Originally Posted by
UA_Iron
You're looking to have relay control synchronized with movements or other actions?
Is it coordinated motion that you're trying to do; things like perfectly circular movements requiring two or more synchronized axes is what I'm talking about. Or are you going to points in space, and dropping components off based off of other triggers (repeatable points)?
If you don't need coordinated motion, then a PLC is probably your best option. If you need coordinated motion, then you will need a motion controller to synchronize the axes.
At my work we use a 2 axis pick and place X-Y robot stage.
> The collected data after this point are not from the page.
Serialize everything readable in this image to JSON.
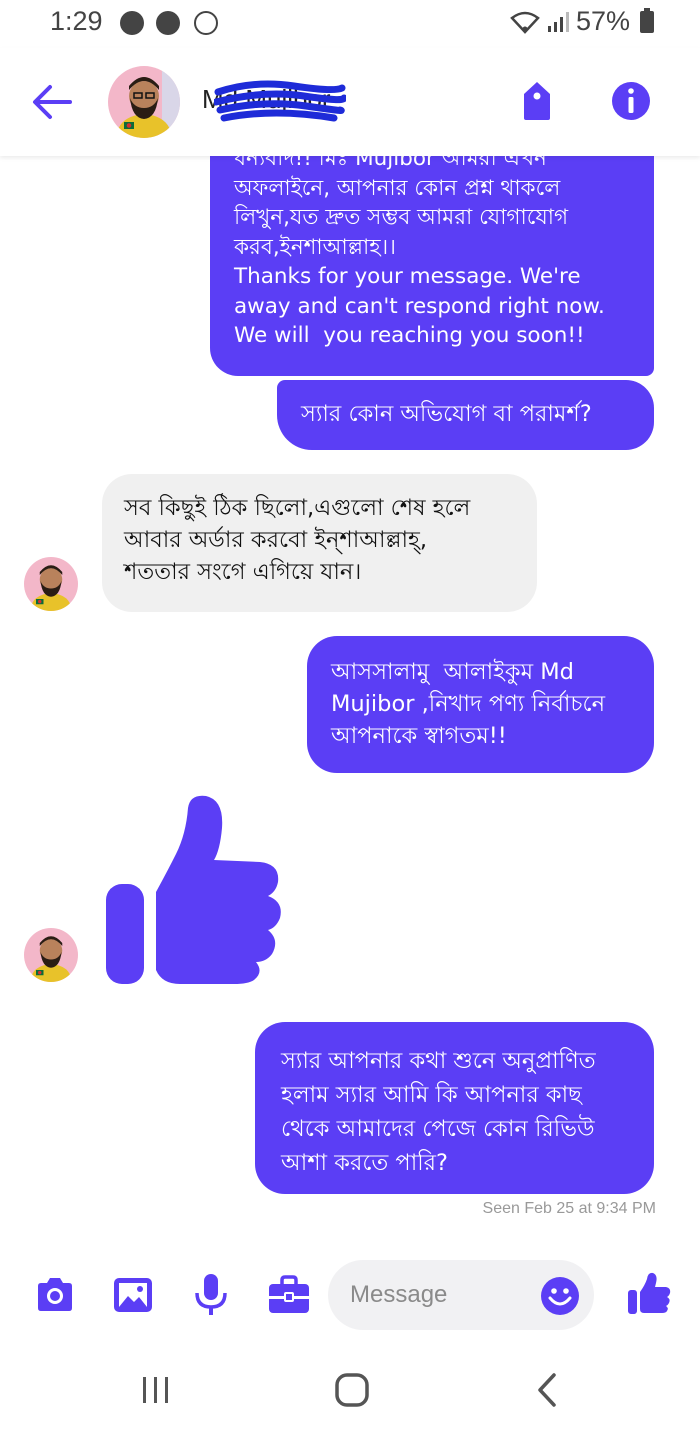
{
  "status_bar": {
    "time": "1:29",
    "battery": "57%",
    "icons": [
      "whatsapp-icon",
      "messenger-icon",
      "messenger-outline-icon",
      "wifi-icon",
      "signal-icon",
      "battery-icon"
    ]
  },
  "header": {
    "contact_name": "Md Mujibor",
    "icons": [
      "back-arrow-icon",
      "tag-icon",
      "info-icon"
    ]
  },
  "accent_color": "#5b3ef5",
  "messages": [
    {
      "from": "me",
      "text": "ধন্যবাদ!! মিঃ Mujibor আমরা এখন\nঅফলাইনে, আপনার কোন প্রশ্ন থাকলে\nলিখুন,যত দ্রুত সম্ভব আমরা যোগাযোগ\nকরব,ইনশাআল্লাহ।।\nThanks for your message. We're\naway and can't respond right now.\nWe will  you reaching you soon!!"
    },
    {
      "from": "me",
      "text": "স্যার কোন অভিযোগ বা পরামর্শ?"
    },
    {
      "from": "contact",
      "text": "সব কিছুই ঠিক ছিলো,এগুলো শেষ হলে\nআবার অর্ডার করবো ইন্শাআল্লাহ্,\nশততার সংগে এগিয়ে যান।"
    },
    {
      "from": "me",
      "text": "আসসালামু  আলাইকুম Md\nMujibor ,নিখাদ পণ্য নির্বাচনে\nআপনাকে স্বাগতম!!"
    },
    {
      "from": "contact",
      "type": "like-sticker"
    },
    {
      "from": "me",
      "text": "স্যার আপনার কথা শুনে অনুপ্রাণিত\nহলাম স্যার আমি কি আপনার কাছ\nথেকে আমাদের পেজে কোন রিভিউ\nআশা করতে পারি?"
    }
  ],
  "seen_status": "Seen Feb 25 at 9:34 PM",
  "composer": {
    "placeholder": "Message",
    "icons": [
      "camera-icon",
      "image-icon",
      "microphone-icon",
      "briefcase-icon",
      "emoji-icon",
      "thumbs-up-icon"
    ]
  },
  "navbar": {
    "icons": [
      "recent-apps-icon",
      "home-icon",
      "back-icon"
    ]
  }
}
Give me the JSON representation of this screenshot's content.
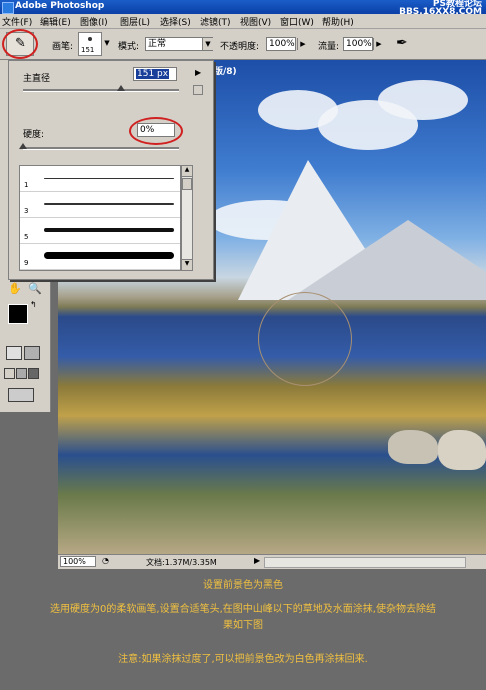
{
  "window": {
    "title": "Adobe Photoshop",
    "watermark_line1": "PS教程论坛",
    "watermark_line2": "BBS.16XX8.COM"
  },
  "menu": [
    "文件(F)",
    "编辑(E)",
    "图像(I)",
    "图层(L)",
    "选择(S)",
    "滤镜(T)",
    "视图(V)",
    "窗口(W)",
    "帮助(H)"
  ],
  "options": {
    "brush_label": "画笔:",
    "brush_size": "151",
    "mode_label": "模式:",
    "mode_value": "正常",
    "opacity_label": "不透明度:",
    "opacity_value": "100%",
    "flow_label": "流量:",
    "flow_value": "100%"
  },
  "brush_panel": {
    "diameter_label": "主直径",
    "diameter_value": "151 px",
    "hardness_label": "硬度:",
    "hardness_value": "0%",
    "presets": [
      {
        "num": "1"
      },
      {
        "num": "3"
      },
      {
        "num": "5"
      },
      {
        "num": "9"
      }
    ]
  },
  "document": {
    "title": "蒙版/8)"
  },
  "status": {
    "zoom": "100%",
    "doc_info": "文档:1.37M/3.35M"
  },
  "captions": [
    "设置前景色为黑色",
    "选用硬度为0的柔软画笔,设置合适笔头,在图中山峰以下的草地及水面涂抹,使杂物去除结",
    "果如下图",
    "注意:如果涂抹过度了,可以把前景色改为白色再涂抹回来."
  ],
  "colors": {
    "highlight_circle": "#d02020",
    "caption": "#f0c040"
  }
}
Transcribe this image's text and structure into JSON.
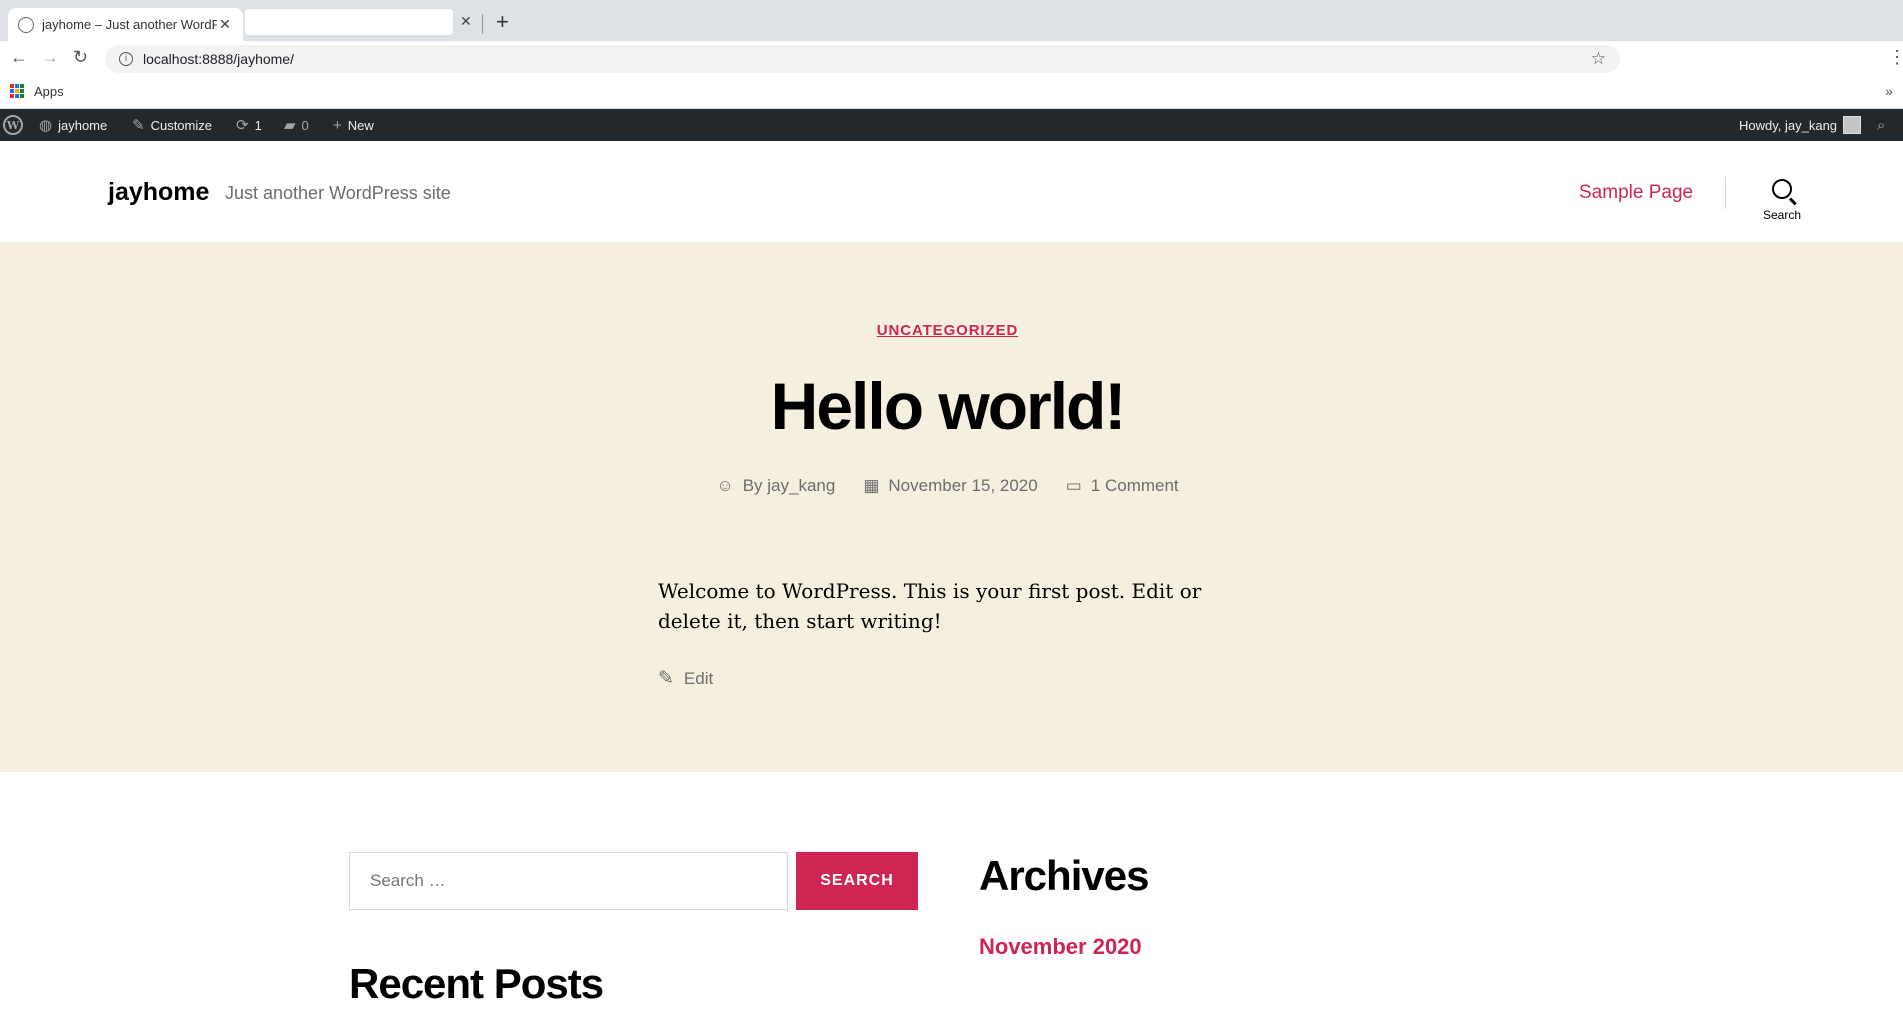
{
  "browser": {
    "active_tab_title": "jayhome – Just another WordPress site",
    "url": "localhost:8888/jayhome/",
    "bookmark_apps": "Apps"
  },
  "admin_bar": {
    "site_name": "jayhome",
    "customize": "Customize",
    "updates_count": "1",
    "comments_count": "0",
    "new": "New",
    "howdy": "Howdy, jay_kang"
  },
  "header": {
    "site_title": "jayhome",
    "site_description": "Just another WordPress site",
    "nav_link": "Sample Page",
    "search_label": "Search"
  },
  "post": {
    "category": "UNCATEGORIZED",
    "title": "Hello world!",
    "author": "By jay_kang",
    "date": "November 15, 2020",
    "comments": "1 Comment",
    "excerpt": "Welcome to WordPress. This is your first post. Edit or delete it, then start writing!",
    "edit": "Edit"
  },
  "widgets": {
    "search_placeholder": "Search …",
    "search_button": "SEARCH",
    "recent_posts_heading": "Recent Posts",
    "archives_heading": "Archives",
    "archive_month": "November 2020"
  },
  "colors": {
    "accent": "#cd2653",
    "hero_bg": "#f5efe0",
    "admin_bar_bg": "#23282d"
  }
}
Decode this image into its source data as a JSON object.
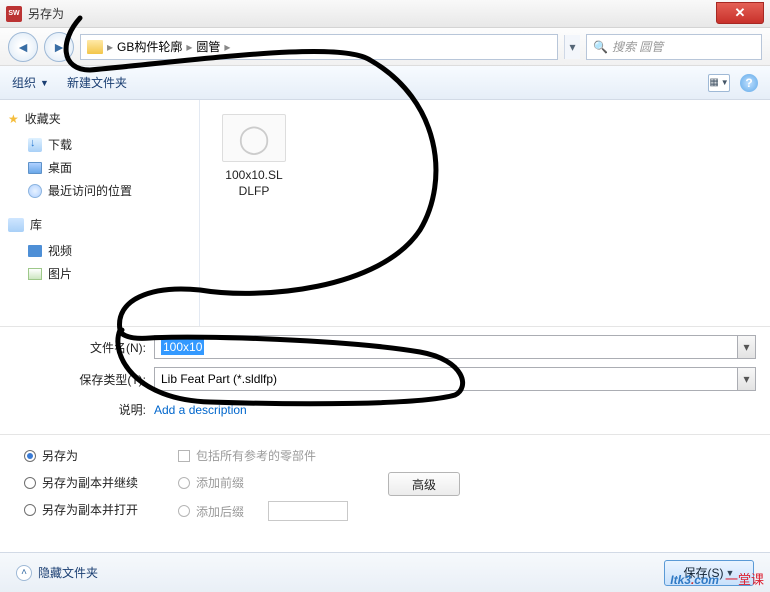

We use Schneider Mdrive Plus2 stepper motors in the machine communicating over RS422. An ASCII command line is sent to the robot where to move (pulling location information from an xml file), this command line contains all the motion parameters: distance to move, acceleration, velocity etc. The integrated controllers in the motors handle the rest of the motion routines - converting distance to steps, looking at I/O from sensors, checking movement with encoders etc. Since the axes are not synchronized, once one axis has moved, the other is allowed (or controlled) to move.
The above requires a software front end at some point, while a PLC could achieve this without this front end as well as dealing with event based relay switching etc.
I'm not sure if mach3 can handle I/O coordinated with movements... but since it has I/O capability, I don't see why it couldn't - afterall, this is how the limit switches stop the machine or axis. There are other ways to solve this problem and still use mach3 though. If your stepper or motion drivers are capable, you can program I/O and routines from them, while driving them with the pulse train from mach3.